El recurso a los conocimientos científicos y técnicos para legislar resulta imprescindible en la mayoría de los casos, si no en todos. Como ejemplo podemos citar las normas relativas a la protección del medio ambiente, la fauna y la flora silvestres, cuya elaboración ha requerido la actuación de expertos en el ciclo biológico de las especies, su hábitat, sus relaciones con el ecosistema y su estado de conservación entre otros aspectos.
En el caso de la protección (o desprotección) del no-nacido podemos encontrarnos interesantes sorpresas. Algunos políticos y legisladores declaran que no se puede hablar de ser humano al referirse al feto, según ellos porque no hay base científica para tal hecho, si bien su generosidad les lleva a considerarlo como un ser vivo. El desconocimiento es tal que entre los ciudadanos está extendida la percepción de que un embrión no es un individuo biológico al menos hasta antes de sus doce semanas, según la creencia generalizada. Para ellos, el individuo biológico es un individuo terminado, completo, que no depende de la existencia de otro para poder sobrevivir, que no vive de forma parasitaria a costa de otro, incluso llegan a afirmar.
La adaptación y la habilidad que alcanzaron los primitivos mamíferos y otras especies vivíparas desarrollando los embriones dentro de uno de los congéneres, la madre, les sirvieron para progresar y perfeccionar sus capacidades frente a otras especies.

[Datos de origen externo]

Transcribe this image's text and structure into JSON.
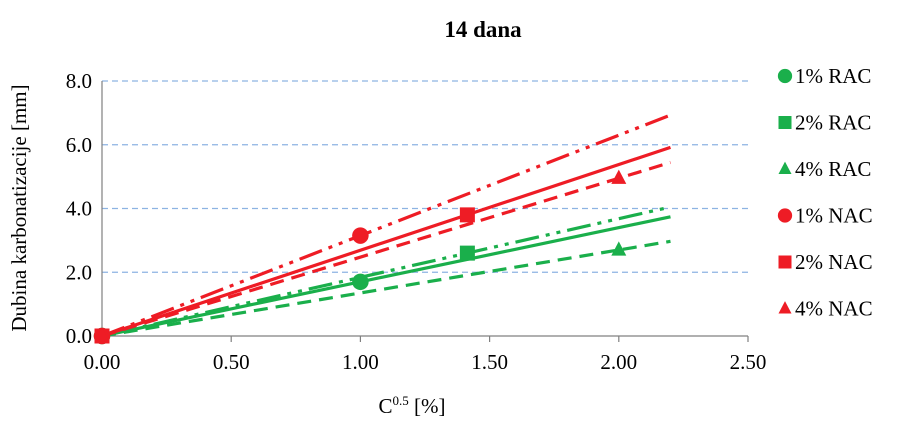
{
  "chart_data": {
    "type": "scatter",
    "title": "14 dana",
    "xlabel_base": "C",
    "xlabel_sup": "0.5",
    "xlabel_unit": " [%]",
    "ylabel": "Dubina karbonatizacije [mm]",
    "xlim": [
      0,
      2.5
    ],
    "ylim": [
      0,
      8
    ],
    "x_ticks": [
      "0.00",
      "0.50",
      "1.00",
      "1.50",
      "2.00",
      "2.50"
    ],
    "y_ticks": [
      "0.0",
      "2.0",
      "4.0",
      "6.0",
      "8.0"
    ],
    "grid": "horizontal dashed",
    "legend_position": "right",
    "series": [
      {
        "name": "1% RAC",
        "marker": "circle",
        "color": "#1aaf4b",
        "x": [
          0,
          1.0
        ],
        "y": [
          0,
          1.7
        ],
        "trend_slope": 1.7,
        "trend_style": "solid"
      },
      {
        "name": "2% RAC",
        "marker": "square",
        "color": "#1aaf4b",
        "x": [
          0,
          1.414
        ],
        "y": [
          0,
          2.6
        ],
        "trend_slope": 1.84,
        "trend_style": "dashdotdot"
      },
      {
        "name": "4% RAC",
        "marker": "triangle",
        "color": "#1aaf4b",
        "x": [
          0,
          2.0
        ],
        "y": [
          0,
          2.7
        ],
        "trend_slope": 1.35,
        "trend_style": "dashed"
      },
      {
        "name": "1% NAC",
        "marker": "circle",
        "color": "#ee1c25",
        "x": [
          0,
          1.0
        ],
        "y": [
          0,
          3.15
        ],
        "trend_slope": 3.15,
        "trend_style": "dashdotdot"
      },
      {
        "name": "2% NAC",
        "marker": "square",
        "color": "#ee1c25",
        "x": [
          0,
          1.414
        ],
        "y": [
          0,
          3.8
        ],
        "trend_slope": 2.69,
        "trend_style": "solid"
      },
      {
        "name": "4% NAC",
        "marker": "triangle",
        "color": "#ee1c25",
        "x": [
          0,
          2.0
        ],
        "y": [
          0,
          4.95
        ],
        "trend_slope": 2.475,
        "trend_style": "dashed"
      }
    ]
  }
}
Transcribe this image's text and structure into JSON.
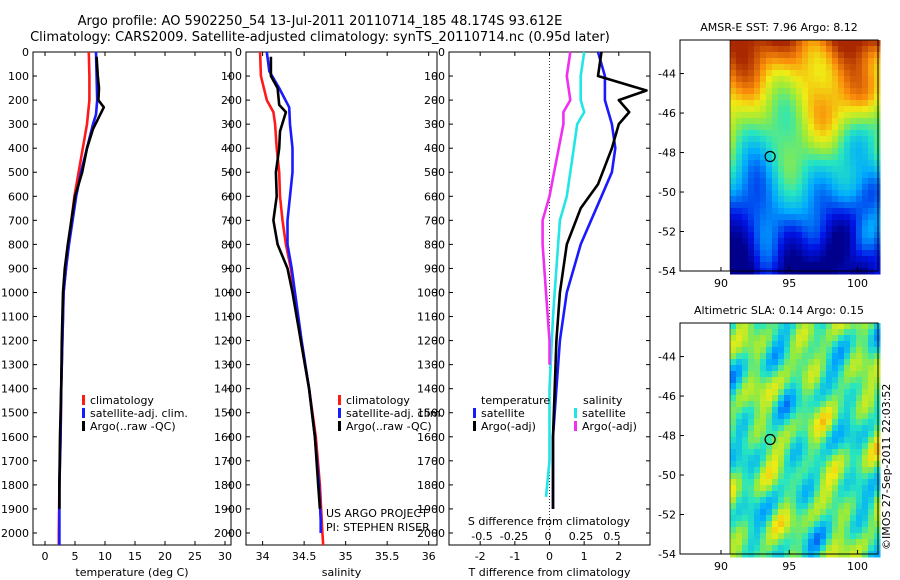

Todo esto me lleva a recordar la Teoría de la Evolución de las Especies, muy controvertida en su época pero actualmente asumida por la comunidad científica, con sus variantes y mejoras evidentes.
Como todo el mundo sabe, en dicha teoría, sir Charles Darwin establece que la lenta transformación de los seres vivos antecesores hasta las especies actuales no es más que el éxito de los individuos mejor adaptados al ambiente y las situaciones cambiantes a las que se veían sometidos mediante la selección natural, tal como observó y trasladó desde la selección de las razas domésticas mediante la acción del hombre. Pues bien, en dicha obra podemos encontrar interesantes argumentos a favor del embrión, cuya importancia era vital para Darwin. De este modo, manifiesta que no hay diferencia entre éste y el adulto y que la adaptación del embrión o de la larva a sus condiciones de vida es exactamente tan perfecta y acabada como la del individuo adulto. Para ello, propone numerosos ejemplos para acreditar sus tesis, e incluso muestra algunos casos en los que la complejidad del adulto es menor respecto de la larva o embrión.
Si bien la teoría de la evolución de las especies es aclamada por su neutralidad y su carácter experimental, estos argumentos científicos mostrados por el naturalista inglés en relación al embrión son, sin embargo, soslayados precisamente por aquellos que se obstinan en presentar la inferioridad del feto para justificar el aborto desde el recurso científico. Podemos, interesadamente, obviar los conocimientos científicos para elaborar leyes de desprotección del no-nacido, y recurrir a aspectos sociales, éticos o de ideología del momento, que analizaremos en otra ocasión, para favorecer el derecho a decidir sobre otra vida.
No obstante, mucho antes de decidir lo que podemos juzgar como bueno o malo para todos, debemos al menos no mentirnos a nosotros mismos. Hasta ahora no hemos aprendido. Tampoco se trata evidentemente de condenar, sino de informar, y sobre todo conocer la verdad hasta sus límites, y no ocultarla.
Por el Dr. Francisco T. Arroyo Cordero.